Zugegeben: Der rüpelhafte und sich wie ein Elefant im Porzellanladen aufführende Trump lieferte der Journaille aber auch Steilvorlagen am Fliessband, die diese freilich dankend angenommen und mit einer noch geschmackloseren Hetze gegen seine Person quittiert hat. Das Ganze war kein Zufall, sondern lief planmässig ab und diente dem Zweck, die Stimmung im Vorfeld der US-Wahl massen- und tiefenpsychologisch zu beeinflussen und das Wählerverhalten in die gewünschte Richtung zu lenken. Und die gewünschte Richtung war nicht etwa Clinton, sondern Trump.
Wie bitte??

Ja, ihr lest richtig! Doch der Reihe nach..
Erinnert ihr euch an die Neokons? An ihrem Beispiel zeigte der Autor auf, dass die Medien ebenfalls zu einem Grossteil im Besitz jüdischer Interessensvertretungen sind und dabei eines ihrer grössten Machtinstrumente zur Bewusstseins- und Meinungsmanipulation darstellen.

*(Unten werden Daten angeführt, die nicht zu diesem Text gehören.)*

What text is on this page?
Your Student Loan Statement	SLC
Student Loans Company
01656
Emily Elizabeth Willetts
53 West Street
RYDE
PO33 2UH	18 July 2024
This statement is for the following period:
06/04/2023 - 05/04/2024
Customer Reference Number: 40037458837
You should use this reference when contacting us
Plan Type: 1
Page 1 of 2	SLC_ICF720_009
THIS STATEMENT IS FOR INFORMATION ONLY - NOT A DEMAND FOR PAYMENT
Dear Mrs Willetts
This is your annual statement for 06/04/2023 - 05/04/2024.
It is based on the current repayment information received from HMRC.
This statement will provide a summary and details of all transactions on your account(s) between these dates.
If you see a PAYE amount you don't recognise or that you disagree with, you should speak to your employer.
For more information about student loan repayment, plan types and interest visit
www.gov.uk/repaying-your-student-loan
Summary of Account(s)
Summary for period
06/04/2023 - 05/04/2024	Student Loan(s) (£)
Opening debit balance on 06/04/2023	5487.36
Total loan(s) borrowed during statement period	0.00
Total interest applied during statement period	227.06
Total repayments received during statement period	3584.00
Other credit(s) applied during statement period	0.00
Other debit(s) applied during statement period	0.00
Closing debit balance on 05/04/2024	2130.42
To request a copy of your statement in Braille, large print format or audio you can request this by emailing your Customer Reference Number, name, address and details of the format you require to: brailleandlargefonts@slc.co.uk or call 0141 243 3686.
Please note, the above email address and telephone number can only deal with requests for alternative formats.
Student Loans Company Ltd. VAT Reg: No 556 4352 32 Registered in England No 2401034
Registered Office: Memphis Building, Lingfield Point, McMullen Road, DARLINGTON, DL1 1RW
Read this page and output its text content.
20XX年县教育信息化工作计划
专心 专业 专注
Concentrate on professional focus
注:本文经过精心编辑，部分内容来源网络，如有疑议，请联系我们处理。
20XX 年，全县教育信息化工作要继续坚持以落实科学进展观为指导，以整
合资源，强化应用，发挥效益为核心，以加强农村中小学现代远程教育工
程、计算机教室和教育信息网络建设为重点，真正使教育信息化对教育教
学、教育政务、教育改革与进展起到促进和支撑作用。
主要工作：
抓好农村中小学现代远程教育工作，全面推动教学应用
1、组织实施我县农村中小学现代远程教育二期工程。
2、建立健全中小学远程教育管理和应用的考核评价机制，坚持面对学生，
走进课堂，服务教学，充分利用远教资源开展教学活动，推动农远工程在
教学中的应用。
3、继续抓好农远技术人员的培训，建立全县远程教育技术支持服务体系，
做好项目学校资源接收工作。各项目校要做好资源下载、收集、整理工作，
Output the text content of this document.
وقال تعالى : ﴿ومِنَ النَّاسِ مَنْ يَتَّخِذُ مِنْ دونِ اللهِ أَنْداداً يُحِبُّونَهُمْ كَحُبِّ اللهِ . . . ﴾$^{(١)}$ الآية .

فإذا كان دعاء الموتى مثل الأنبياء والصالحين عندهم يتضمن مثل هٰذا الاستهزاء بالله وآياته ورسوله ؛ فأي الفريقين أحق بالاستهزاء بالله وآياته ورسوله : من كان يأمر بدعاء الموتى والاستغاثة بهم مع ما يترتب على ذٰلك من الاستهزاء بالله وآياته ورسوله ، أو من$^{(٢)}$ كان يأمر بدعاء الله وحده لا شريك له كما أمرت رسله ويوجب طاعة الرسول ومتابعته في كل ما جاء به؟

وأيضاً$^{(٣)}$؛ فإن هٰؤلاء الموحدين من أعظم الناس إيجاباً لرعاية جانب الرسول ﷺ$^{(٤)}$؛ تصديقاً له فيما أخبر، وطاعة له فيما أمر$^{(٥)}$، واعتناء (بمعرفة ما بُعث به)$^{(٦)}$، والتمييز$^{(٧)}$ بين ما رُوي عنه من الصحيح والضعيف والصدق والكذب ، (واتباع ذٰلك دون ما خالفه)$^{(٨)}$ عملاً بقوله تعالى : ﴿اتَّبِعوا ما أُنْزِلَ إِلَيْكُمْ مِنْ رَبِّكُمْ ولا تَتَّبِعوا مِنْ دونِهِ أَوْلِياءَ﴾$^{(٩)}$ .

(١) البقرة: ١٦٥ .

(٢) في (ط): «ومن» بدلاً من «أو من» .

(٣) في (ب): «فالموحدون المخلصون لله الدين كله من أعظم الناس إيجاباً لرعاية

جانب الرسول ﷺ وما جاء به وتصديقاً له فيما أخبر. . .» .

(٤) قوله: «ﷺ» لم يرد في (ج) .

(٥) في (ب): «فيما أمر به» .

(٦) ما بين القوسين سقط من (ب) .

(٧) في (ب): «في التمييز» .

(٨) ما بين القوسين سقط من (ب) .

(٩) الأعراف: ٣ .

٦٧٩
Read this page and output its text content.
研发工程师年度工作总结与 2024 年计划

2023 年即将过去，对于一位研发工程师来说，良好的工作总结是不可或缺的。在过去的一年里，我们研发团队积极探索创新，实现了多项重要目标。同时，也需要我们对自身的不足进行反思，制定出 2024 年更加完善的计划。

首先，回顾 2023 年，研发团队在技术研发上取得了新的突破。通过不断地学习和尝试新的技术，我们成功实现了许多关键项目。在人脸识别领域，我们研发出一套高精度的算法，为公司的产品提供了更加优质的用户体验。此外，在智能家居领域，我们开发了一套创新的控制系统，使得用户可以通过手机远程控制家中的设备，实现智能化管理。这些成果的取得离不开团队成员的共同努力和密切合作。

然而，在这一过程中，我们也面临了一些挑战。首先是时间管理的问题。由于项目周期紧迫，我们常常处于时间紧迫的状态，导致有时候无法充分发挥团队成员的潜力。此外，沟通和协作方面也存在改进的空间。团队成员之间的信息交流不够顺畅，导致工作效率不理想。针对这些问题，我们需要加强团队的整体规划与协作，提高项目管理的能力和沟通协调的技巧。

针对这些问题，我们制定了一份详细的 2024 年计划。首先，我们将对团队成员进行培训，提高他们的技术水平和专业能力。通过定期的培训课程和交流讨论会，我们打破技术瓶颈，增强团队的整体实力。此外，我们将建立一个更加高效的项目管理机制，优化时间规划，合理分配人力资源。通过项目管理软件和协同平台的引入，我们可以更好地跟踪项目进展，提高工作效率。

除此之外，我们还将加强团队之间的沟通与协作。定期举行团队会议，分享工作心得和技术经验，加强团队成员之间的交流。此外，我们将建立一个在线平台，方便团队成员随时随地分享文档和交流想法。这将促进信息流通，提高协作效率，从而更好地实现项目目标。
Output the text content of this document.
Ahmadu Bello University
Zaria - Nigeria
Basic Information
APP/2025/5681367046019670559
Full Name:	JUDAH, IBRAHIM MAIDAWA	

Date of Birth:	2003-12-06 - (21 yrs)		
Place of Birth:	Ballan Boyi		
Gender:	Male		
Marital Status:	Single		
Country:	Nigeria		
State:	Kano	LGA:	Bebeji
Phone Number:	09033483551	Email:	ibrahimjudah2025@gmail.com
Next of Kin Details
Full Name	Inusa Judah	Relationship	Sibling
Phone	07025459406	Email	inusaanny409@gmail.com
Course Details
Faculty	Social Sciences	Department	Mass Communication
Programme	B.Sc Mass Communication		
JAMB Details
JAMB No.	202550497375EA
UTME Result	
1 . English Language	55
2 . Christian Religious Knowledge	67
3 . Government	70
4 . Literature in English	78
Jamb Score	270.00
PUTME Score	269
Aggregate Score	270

„Aber die wollten doch, dass die Wall-Street-hörige Hillary gewinnt und führten gerade deshalb einen Pressefeldzug gegen Trump?“
Auf den ersten Blick ja, doch bei genauerer Betrachtung ergibt sich ein gänzlich anderes Bild. Ihre pausenlos laufende Propagandamaschinerie gegen Trump fusst auf der Dialektik der Verhaltenspsychologie. Die permanente Hetze gegen seine Person bewirkte in letzter Konsequenz das exakte Gegenteil und förderte in zunehmendem Masse Trump-Sympathien zu Tage. Warum?

Goethe liefert uns die Antwort: „Ein Kerl, den alle Menschen hassen, der muss was sein.“

Die acht jämmerlichen Obama-Jahre haben ihre Spuren hinterlassen. Enttäuschte und unzufriedene Amerikaner, die nach politischer und gesellschaftlicher Veränderung geradezu lechzen.

Es sind dies vor allem jene mittelständischen Amerikaner, die zu den grossen Verlierern der Globalisierung gehören, die ihre Arbeitsplätze verloren haben und die den Wahnsinn der immer grösser werdenden Rassenvermischung tagtäglich am eigenen Leibe zu spüren bekommen. Es sind jene Amerikaner, die noch über so etwas verfügen, was man allgemeinhin als instinktives Gerechtigkeitsempfinden bezeichnet. Angeekelt von der politischen Obrigkeit, empfinden sie die Schläge der Medien gegen ihren Prügelknaben Trump als ungerecht und entwickeln eine tiefe emotionale Abneigung gegen die Hetzarbeit des Medienkartells und die von ihr hofierte Hillary Clinton.

Die ständigen Seitenhiebe seitens der Medien machten Trump zum einsamen Kämpfer gegen die Massenmedien und liessen ihm zunehmend Sympathien zukommen.

Bis zur Wahlnacht wurde auf allen Kanälen die Stimmung verbreitet, Clintons Wahlsieg sei so gut wie sicher. Auch hier waren es wieder die instinktiv nach Gerechtigkeit strebenden Amerikaner, die sich dadurch erst recht zur Wahlurne mobilisieren liessen, um dem verhassten Donald Trump ihre Stimme zu geben.

Eine nicht untergeordnete Rolle spielten auch die unmittelbar vor der Wahl veröffentlichten Enthüllungen über das das kriminelle Wirken der Clinton-Mafia. Soll das etwa alles eine Aneinanderreihung von zufälligen Ereignissen sein oder steckt dahinter nicht viel eher eine kontrollierte Inszenierung, mit dem Ziel, Trump in den Präsidentensattel zu heben?